De acordo com informações do UOL Notícias, a decisão foi tomada durante reunião do colegiado e foca na preservação da integridade do mercado de combustíveis e, sobretudo, na proteção da saúde dos consumidores brasileiros. A prática de utilizar o biocombustível destinado a veículos na indústria de bebidas é considerada uma infração grave, envolvendo crimes contra a economia popular e sonegação fiscal.
Qual é o objetivo principal da nova diretriz do CNPE?
A determinação do CNPE busca fechar brechas regulatórias que permitem que o etanol hidratado (utilizado diretamente nos tanques de veículos flex), comercializado nos postos de combustíveis ou distribuído pelas usinas, seja desviado de sua finalidade original. O estudo técnico solicitado à ANP deverá avaliar o ciclo de vida do produto e identificar os pontos de maior vulnerabilidade na cadeia logística, desde a produção nas usinas sucroalcooleiras até o destino final.
Com essa movimentação, o governo federal pretende aumentar o rigor sobre a rastreabilidade do produto. O Conselho Nacional de Política Energética entende que a modernização das normas é fundamental para garantir que o incentivo ao uso de biocombustíveis no setor de transportes não seja deturpado por organizações criminosas que atuam no mercado de bebidas adulteradas.
Como o desvio de combustível afeta a segurança pública e a saúde?
O uso de etanol combustível em bebidas alcoólicas representa um risco severo à saúde pública, uma vez que o produto destinado aos motores pode conter substâncias tóxicas, impurezas e aditivos químicos não autorizados para o consumo humano. A ingestão dessas substâncias pode causar danos irreversíveis ao organismo, incluindo cegueira e falência renal, além de potencial risco de morte em casos de contaminação por metanol.

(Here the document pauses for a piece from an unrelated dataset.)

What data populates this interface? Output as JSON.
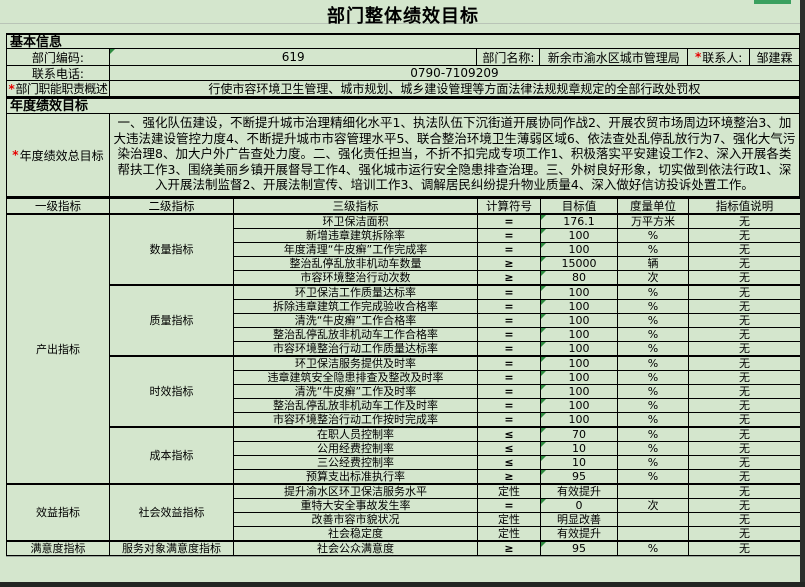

Além dos riscos sanitários, o desvio alimenta uma cadeia de ilegalidade que gera prejuízos bilionários aos cofres públicos. Estima-se que a evasão fiscal no setor de combustíveis e bebidas comprometa investimentos em áreas essenciais. A ANP deverá, portanto, colaborar com órgãos de segurança e de vigilância sanitária para desenhar um modelo de controle mais eficiente.
Quais são os próximos passos para a regulação do setor?

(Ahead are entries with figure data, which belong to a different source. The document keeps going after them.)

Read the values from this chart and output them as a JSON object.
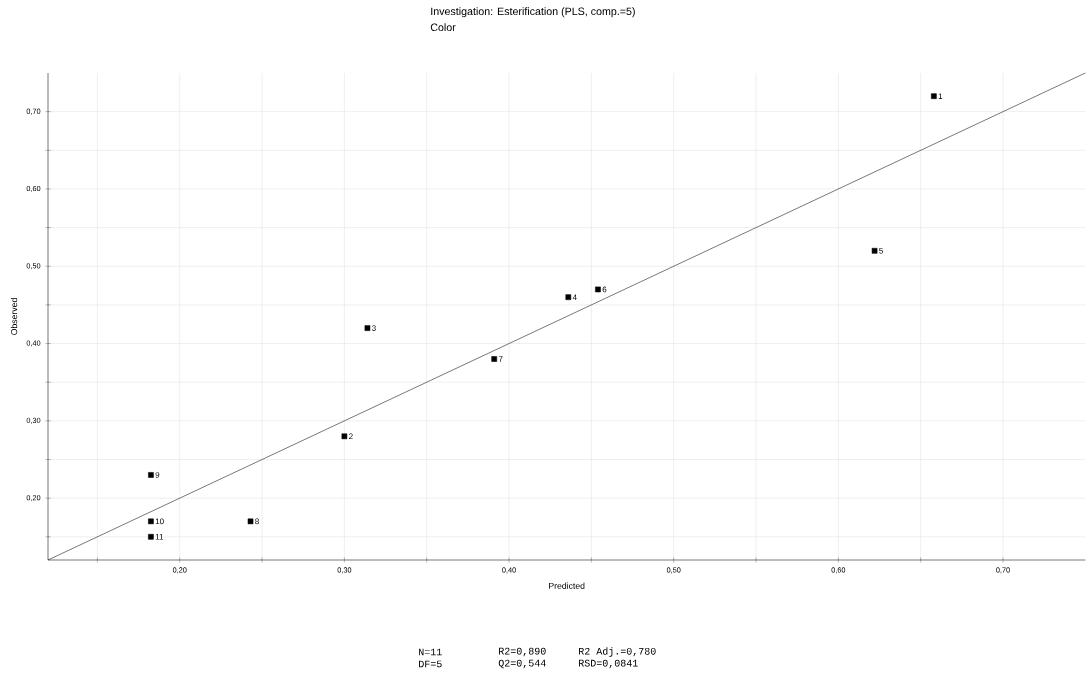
{
  "chart_data": {
    "type": "scatter",
    "title": "Investigation: Esterification (PLS, comp.=5)",
    "subtitle": "Color",
    "xlabel": "Predicted",
    "ylabel": "Observed",
    "xlim": [
      0.12,
      0.75
    ],
    "ylim": [
      0.12,
      0.75
    ],
    "xticks": [
      {
        "value": 0.15,
        "label": null
      },
      {
        "value": 0.2,
        "label": "0,20"
      },
      {
        "value": 0.25,
        "label": null
      },
      {
        "value": 0.3,
        "label": "0,30"
      },
      {
        "value": 0.35,
        "label": null
      },
      {
        "value": 0.4,
        "label": "0,40"
      },
      {
        "value": 0.45,
        "label": null
      },
      {
        "value": 0.5,
        "label": "0,50"
      },
      {
        "value": 0.55,
        "label": null
      },
      {
        "value": 0.6,
        "label": "0,60"
      },
      {
        "value": 0.65,
        "label": null
      },
      {
        "value": 0.7,
        "label": "0,70"
      }
    ],
    "yticks": [
      {
        "value": 0.15,
        "label": null
      },
      {
        "value": 0.2,
        "label": "0,20"
      },
      {
        "value": 0.25,
        "label": null
      },
      {
        "value": 0.3,
        "label": "0,30"
      },
      {
        "value": 0.35,
        "label": null
      },
      {
        "value": 0.4,
        "label": "0,40"
      },
      {
        "value": 0.45,
        "label": null
      },
      {
        "value": 0.5,
        "label": "0,50"
      },
      {
        "value": 0.55,
        "label": null
      },
      {
        "value": 0.6,
        "label": "0,60"
      },
      {
        "value": 0.65,
        "label": null
      },
      {
        "value": 0.7,
        "label": "0,70"
      }
    ],
    "grid": true,
    "marker": "square",
    "series": [
      {
        "color": "#000000",
        "x": [
          0.658,
          0.3,
          0.314,
          0.436,
          0.622,
          0.454,
          0.391,
          0.243,
          0.1825,
          0.1825,
          0.1825
        ],
        "values": [
          0.72,
          0.28,
          0.42,
          0.46,
          0.52,
          0.47,
          0.38,
          0.17,
          0.23,
          0.17,
          0.15
        ]
      },
      {
        "type": "line",
        "marker": "none",
        "color": "#000000",
        "x": [
          0.12,
          0.75
        ],
        "values": [
          0.12,
          0.75
        ]
      }
    ],
    "annotations": [
      {
        "text": "1",
        "x": 0.658,
        "y": 0.72
      },
      {
        "text": "2",
        "x": 0.3,
        "y": 0.28
      },
      {
        "text": "3",
        "x": 0.314,
        "y": 0.42
      },
      {
        "text": "4",
        "x": 0.436,
        "y": 0.46
      },
      {
        "text": "5",
        "x": 0.622,
        "y": 0.52
      },
      {
        "text": "6",
        "x": 0.454,
        "y": 0.47
      },
      {
        "text": "7",
        "x": 0.391,
        "y": 0.38
      },
      {
        "text": "8",
        "x": 0.243,
        "y": 0.17
      },
      {
        "text": "9",
        "x": 0.1825,
        "y": 0.23
      },
      {
        "text": "10",
        "x": 0.1825,
        "y": 0.17
      },
      {
        "text": "11",
        "x": 0.1825,
        "y": 0.15
      },
      "N=11",
      "DF=5",
      "R2=0,890",
      "Q2=0,544",
      "R2 Adj.=0,780",
      "RSD=0,0841"
    ]
  }
}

A partir da orientação oficial, a agência reguladora deverá estruturar grupos de trabalho para analisar a viabilidade de novas exigências para os agentes do setor. Entre os pontos que podem ser abordados nos estudos da ANP, destacam-se:
- A implementação de marcadores químicos específicos para o etanol combustível;
- O endurecimento das penalidades para distribuidores e postos envolvidos em desvios;
- O aprimoramento do sistema de notas fiscais eletrônicas e controle de estoque;
- A cooperação técnica com a Receita Federal e o Ministério da Agricultura e Pecuária.

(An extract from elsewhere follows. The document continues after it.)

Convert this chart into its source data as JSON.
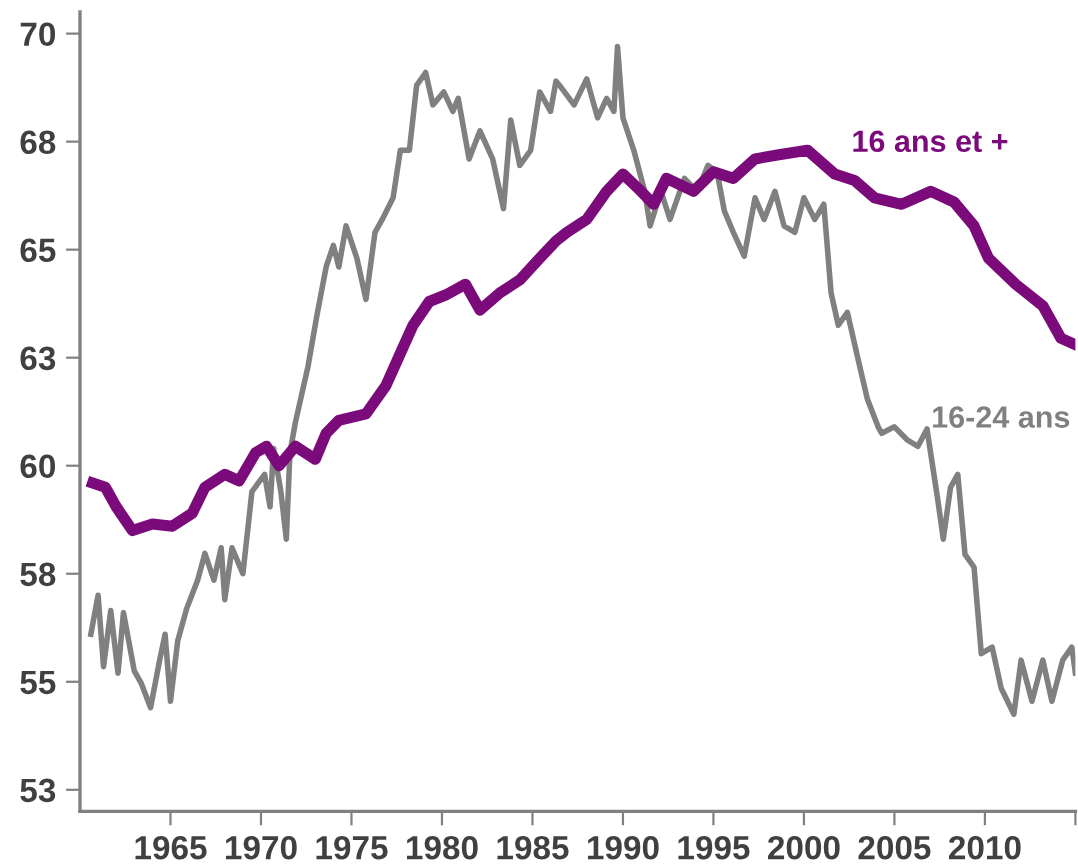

A expectativa é que os resultados desses estudos técnicos fundamentem novas resoluções da agência nos próximos meses. O fortalecimento da governança no setor de energia é visto como um pilar essencial para a estabilidade econômica e para a segurança do consumidor final, garantindo que o etanol brasileiro continue sendo uma referência de sustentabilidade e legalidade.